Iron deficiency anaemia is a big problem. WHO estimates that about 2 billion people — that’s roughly one in three — lack enough iron in the diet. And the consequences are grave for health and the economies of developing countries. So of course people are focused on ways to combat iron deficiency. Two hog the limelight: supplementation by adding iron to the diet and biofortification, breeding to add more iron to the staples that make up the diet. A recent paper in The Lancet reviews the story of iron deficiency and how to treat it. ((Michael B Zimmermann and Richard F Hurrell, Nutritional iron deficiency, The Lancet, 370 (9586), 11 August 2007-17 August 2007, Pp 511-520.)) Perhaps not surprisingly, the study concludes that “targeted iron supplementation, iron fortification of foods, or both, can control iron deficiency in populations”. And yet, having said that “dietary iron bioavailability is low in populations consuming monotonous plant-based diets,” the authors do not appear to have seriously considered the idea of trying to attack that monotony instead.
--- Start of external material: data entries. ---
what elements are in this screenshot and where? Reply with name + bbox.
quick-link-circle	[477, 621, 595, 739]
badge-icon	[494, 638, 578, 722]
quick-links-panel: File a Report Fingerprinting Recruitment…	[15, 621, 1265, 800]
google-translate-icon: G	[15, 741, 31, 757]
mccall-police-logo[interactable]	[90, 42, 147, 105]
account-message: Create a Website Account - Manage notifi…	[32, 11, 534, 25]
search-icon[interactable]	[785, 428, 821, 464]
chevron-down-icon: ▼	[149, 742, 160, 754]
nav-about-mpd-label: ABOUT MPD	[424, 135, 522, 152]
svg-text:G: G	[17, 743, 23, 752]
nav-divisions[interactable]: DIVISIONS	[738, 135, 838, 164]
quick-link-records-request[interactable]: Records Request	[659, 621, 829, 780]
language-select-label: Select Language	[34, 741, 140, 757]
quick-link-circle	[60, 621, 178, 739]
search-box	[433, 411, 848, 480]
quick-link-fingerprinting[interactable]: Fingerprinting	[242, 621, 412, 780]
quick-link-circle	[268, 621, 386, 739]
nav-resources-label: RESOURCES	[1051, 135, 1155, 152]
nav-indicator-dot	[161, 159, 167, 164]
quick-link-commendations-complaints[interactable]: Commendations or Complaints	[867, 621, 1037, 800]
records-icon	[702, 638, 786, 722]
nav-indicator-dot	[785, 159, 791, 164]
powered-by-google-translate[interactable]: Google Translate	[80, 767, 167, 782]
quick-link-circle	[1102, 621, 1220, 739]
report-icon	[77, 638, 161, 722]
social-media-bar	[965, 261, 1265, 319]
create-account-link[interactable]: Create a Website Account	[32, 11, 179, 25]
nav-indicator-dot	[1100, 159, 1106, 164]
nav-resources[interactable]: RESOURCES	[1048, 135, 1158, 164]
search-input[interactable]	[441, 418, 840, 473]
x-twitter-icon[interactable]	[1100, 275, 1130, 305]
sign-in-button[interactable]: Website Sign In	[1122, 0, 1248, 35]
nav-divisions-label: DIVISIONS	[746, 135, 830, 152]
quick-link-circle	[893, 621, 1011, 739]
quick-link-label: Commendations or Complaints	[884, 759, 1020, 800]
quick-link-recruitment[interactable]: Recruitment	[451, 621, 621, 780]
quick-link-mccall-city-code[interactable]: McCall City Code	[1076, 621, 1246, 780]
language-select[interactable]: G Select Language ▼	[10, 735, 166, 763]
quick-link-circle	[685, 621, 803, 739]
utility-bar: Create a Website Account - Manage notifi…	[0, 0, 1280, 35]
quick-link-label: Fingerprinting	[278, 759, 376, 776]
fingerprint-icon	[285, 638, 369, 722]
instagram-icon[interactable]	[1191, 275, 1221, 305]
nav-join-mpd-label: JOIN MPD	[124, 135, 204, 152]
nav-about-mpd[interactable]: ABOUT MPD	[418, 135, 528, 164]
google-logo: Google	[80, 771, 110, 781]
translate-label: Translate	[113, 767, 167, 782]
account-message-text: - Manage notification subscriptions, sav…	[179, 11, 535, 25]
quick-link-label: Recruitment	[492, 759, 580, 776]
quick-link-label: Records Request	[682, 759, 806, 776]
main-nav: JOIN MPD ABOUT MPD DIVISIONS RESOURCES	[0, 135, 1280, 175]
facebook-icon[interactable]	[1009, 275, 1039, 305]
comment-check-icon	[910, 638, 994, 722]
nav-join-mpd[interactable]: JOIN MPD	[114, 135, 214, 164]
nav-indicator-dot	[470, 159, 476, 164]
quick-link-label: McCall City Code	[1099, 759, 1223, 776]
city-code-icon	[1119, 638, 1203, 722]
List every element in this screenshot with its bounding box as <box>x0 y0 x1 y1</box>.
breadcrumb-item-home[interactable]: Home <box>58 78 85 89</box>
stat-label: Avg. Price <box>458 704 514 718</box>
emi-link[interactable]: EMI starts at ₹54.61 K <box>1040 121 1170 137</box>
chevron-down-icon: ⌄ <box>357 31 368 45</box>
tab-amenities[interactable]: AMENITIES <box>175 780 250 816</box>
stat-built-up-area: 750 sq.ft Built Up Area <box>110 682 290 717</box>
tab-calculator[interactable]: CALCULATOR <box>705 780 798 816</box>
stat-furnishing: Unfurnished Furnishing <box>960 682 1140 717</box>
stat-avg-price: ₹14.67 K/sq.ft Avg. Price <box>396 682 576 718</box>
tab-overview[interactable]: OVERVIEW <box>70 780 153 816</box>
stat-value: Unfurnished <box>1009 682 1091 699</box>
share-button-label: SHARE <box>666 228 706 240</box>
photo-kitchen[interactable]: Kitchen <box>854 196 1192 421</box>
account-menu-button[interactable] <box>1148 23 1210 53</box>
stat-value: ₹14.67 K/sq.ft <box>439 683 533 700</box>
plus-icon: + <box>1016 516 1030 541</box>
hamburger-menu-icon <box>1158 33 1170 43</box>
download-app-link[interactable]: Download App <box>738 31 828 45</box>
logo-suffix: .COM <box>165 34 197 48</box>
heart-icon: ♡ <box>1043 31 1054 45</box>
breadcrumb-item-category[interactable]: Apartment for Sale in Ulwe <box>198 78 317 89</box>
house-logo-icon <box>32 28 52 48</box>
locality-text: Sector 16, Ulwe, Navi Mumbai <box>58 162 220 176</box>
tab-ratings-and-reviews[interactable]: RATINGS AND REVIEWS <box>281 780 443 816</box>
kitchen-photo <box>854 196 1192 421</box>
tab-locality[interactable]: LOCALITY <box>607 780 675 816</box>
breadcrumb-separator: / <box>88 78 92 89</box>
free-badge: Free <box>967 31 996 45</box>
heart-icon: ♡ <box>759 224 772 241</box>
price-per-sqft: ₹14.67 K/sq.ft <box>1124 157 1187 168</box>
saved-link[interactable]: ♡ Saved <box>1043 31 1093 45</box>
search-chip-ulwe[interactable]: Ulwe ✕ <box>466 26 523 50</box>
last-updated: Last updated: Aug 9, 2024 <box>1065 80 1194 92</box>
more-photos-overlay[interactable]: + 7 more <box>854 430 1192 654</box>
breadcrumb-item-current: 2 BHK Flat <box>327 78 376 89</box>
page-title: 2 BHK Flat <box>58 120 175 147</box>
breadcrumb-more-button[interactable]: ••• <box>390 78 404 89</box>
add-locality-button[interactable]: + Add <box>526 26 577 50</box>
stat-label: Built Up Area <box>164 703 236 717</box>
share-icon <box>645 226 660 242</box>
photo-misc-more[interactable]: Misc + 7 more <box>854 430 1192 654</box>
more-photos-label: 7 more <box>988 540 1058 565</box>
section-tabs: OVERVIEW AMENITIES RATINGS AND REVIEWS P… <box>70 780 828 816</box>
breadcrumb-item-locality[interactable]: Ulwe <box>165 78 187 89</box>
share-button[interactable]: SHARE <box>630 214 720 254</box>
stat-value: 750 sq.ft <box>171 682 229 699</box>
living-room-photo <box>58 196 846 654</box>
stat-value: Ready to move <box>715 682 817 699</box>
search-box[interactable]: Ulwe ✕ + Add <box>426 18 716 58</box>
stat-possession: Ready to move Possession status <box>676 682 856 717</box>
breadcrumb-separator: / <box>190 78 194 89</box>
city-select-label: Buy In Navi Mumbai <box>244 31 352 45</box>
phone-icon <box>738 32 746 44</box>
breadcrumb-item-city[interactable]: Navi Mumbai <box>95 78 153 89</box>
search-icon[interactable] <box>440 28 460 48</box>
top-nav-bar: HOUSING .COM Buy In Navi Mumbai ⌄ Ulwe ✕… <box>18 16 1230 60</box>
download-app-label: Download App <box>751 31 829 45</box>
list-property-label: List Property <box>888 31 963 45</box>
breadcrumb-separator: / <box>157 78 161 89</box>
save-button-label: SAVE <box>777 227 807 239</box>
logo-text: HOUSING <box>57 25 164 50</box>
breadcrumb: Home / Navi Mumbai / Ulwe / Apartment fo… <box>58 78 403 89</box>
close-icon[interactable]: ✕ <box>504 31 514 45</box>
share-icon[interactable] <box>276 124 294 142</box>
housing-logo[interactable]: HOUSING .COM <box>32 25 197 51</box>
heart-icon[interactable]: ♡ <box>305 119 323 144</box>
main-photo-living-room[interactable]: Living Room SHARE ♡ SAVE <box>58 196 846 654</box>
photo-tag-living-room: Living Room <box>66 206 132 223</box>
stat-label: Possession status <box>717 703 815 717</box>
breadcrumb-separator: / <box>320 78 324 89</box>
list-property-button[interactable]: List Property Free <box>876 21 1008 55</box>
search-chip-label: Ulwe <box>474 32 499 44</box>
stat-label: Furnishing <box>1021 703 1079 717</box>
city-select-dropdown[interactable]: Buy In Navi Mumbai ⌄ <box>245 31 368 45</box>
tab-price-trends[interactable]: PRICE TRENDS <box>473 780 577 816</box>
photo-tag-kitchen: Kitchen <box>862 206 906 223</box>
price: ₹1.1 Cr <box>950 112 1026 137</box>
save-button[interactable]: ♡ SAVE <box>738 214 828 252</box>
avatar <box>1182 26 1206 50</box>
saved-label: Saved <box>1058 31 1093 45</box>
Maybe enriching and diversifying those plant-based diets to include more dark green leafy vegetables and more pulses would be as effective, with additional benefits in other realms. But that kind of intervention isn’t nearly as glamorous, and gets little attention.

Of course, it could be that solving the problem of iron deficiency will just give rise to other difficulties. Another paper suggests that iron deficiency protects us against some of the epidemic contagious diseases that have hitched along as people crowded together in agriculturally-fed cities. ((S Denic and M Agarwal, Nutritional iron deficiency: an evolutionary perspective. Nutrition. 2007, 23:603-14. Epub 2007 Jun 20.)) Maybe iron deficiency — at least in moderation — is a good thing?